What to know
The 2026 tournament expands to 48 teams.
The schedule is built around 104 matches.
A Round of 32 creates a longer path after the group stage.
World Cup 2026 will feel larger from the first week. With 48 teams, 104 matches and a Round of 32, readers need a simple way to understand the format without getting lost in bracket math.
What changes in 2026
The tournament expands from the familiar 32-team structure to a 48-team field. That creates 12 groups of four and a longer schedule across the host countries.
The larger field gives more teams a World Cup stage, but it also makes the opening weeks harder to scan. A site like Goalmero should translate the format into simple reader paths.
How teams advance
The top two teams in each group move on automatically. They are joined by the best eight third-placed teams, which creates the new Round of 32.
That makes third-place comparisons important. Goal difference, points and late group-stage results can matter even for teams that do not finish first or second.

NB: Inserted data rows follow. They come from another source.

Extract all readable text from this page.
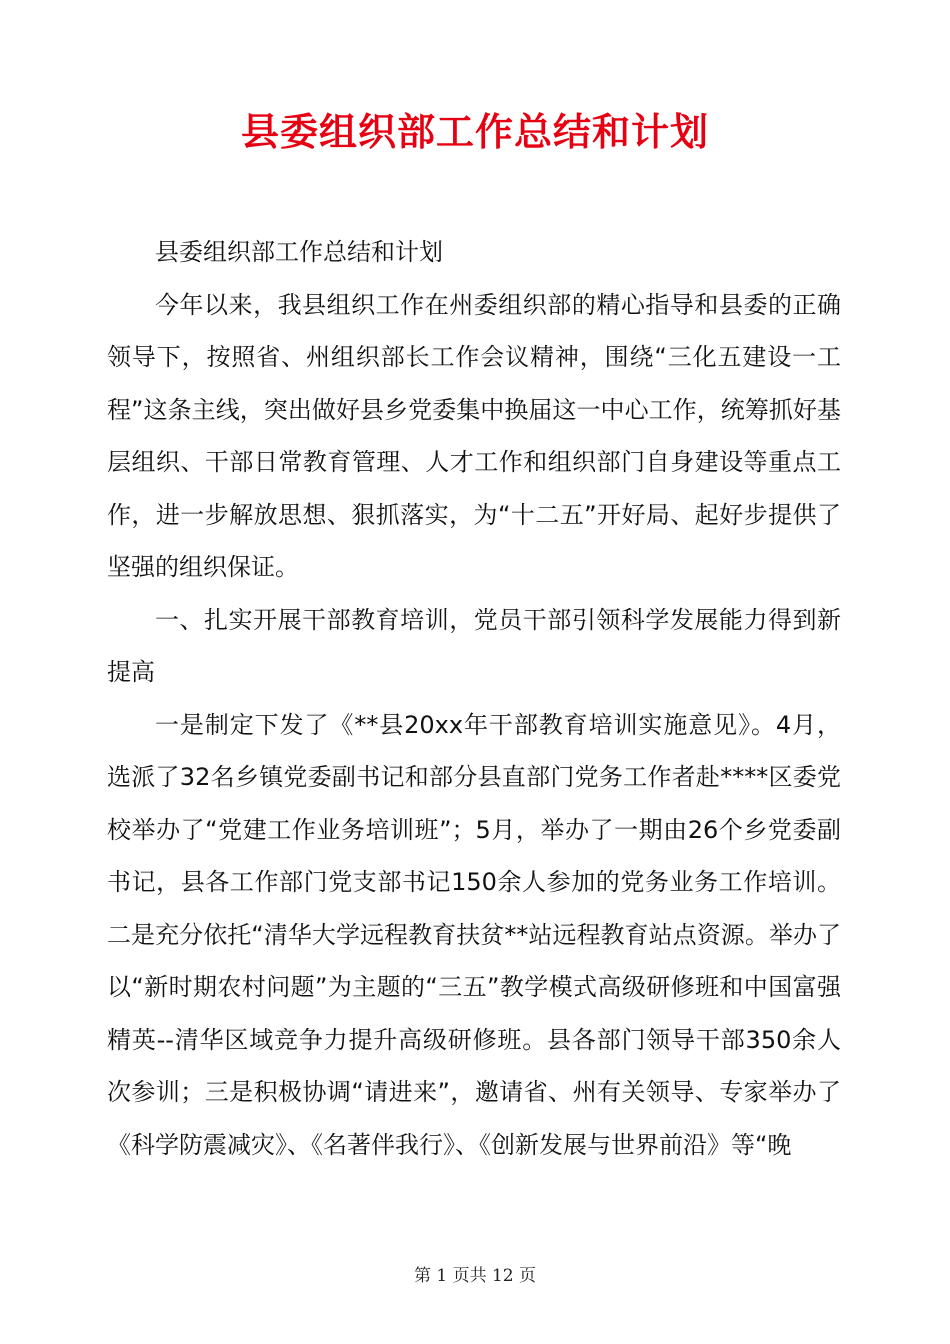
县委组织部工作总结和计划

县委组织部工作总结和计划

今年以来，我县组织工作在州委组织部的精心指导和县委的正确领导下，按照省、州组织部长工作会议精神，围绕“三化五建设一工程”这条主线，突出做好县乡党委集中换届这一中心工作，统筹抓好基层组织、干部日常教育管理、人才工作和组织部门自身建设等重点工作，进一步解放思想、狠抓落实，为“十二五”开好局、起好步提供了坚强的组织保证。

一、扎实开展干部教育培训，党员干部引领科学发展能力得到新提高

一是制定下发了《**县20xx年干部教育培训实施意见》。4月，选派了32名乡镇党委副书记和部分县直部门党务工作者赴****区委党校举办了“党建工作业务培训班”；5月，举办了一期由26个乡党委副书记，县各工作部门党支部书记150余人参加的党务业务工作培训。二是充分依托“清华大学远程教育扶贫**站远程教育站点资源。举办了以“新时期农村问题”为主题的“三五”教学模式高级研修班和中国富强精英--清华区域竞争力提升高级研修班。县各部门领导干部350余人次参训；三是积极协调“请进来”，邀请省、州有关领导、专家举办了《科学防震减灾》、《名著伴我行》、《创新发展与世界前沿》等“晚

第 1 页共 12 页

Why it matters for coverage
Match previews should explain not only who is playing, but what the result can do to the group table. Team pages should make the route to the knockouts clear as results arrive.
The first version of the format guide can stay evergreen, then link to schedule and standings pages when live data becomes useful.
Format basics
The expanded tournament is not hard to follow if every article answers the same questions: who plays, what changed, and what the result means.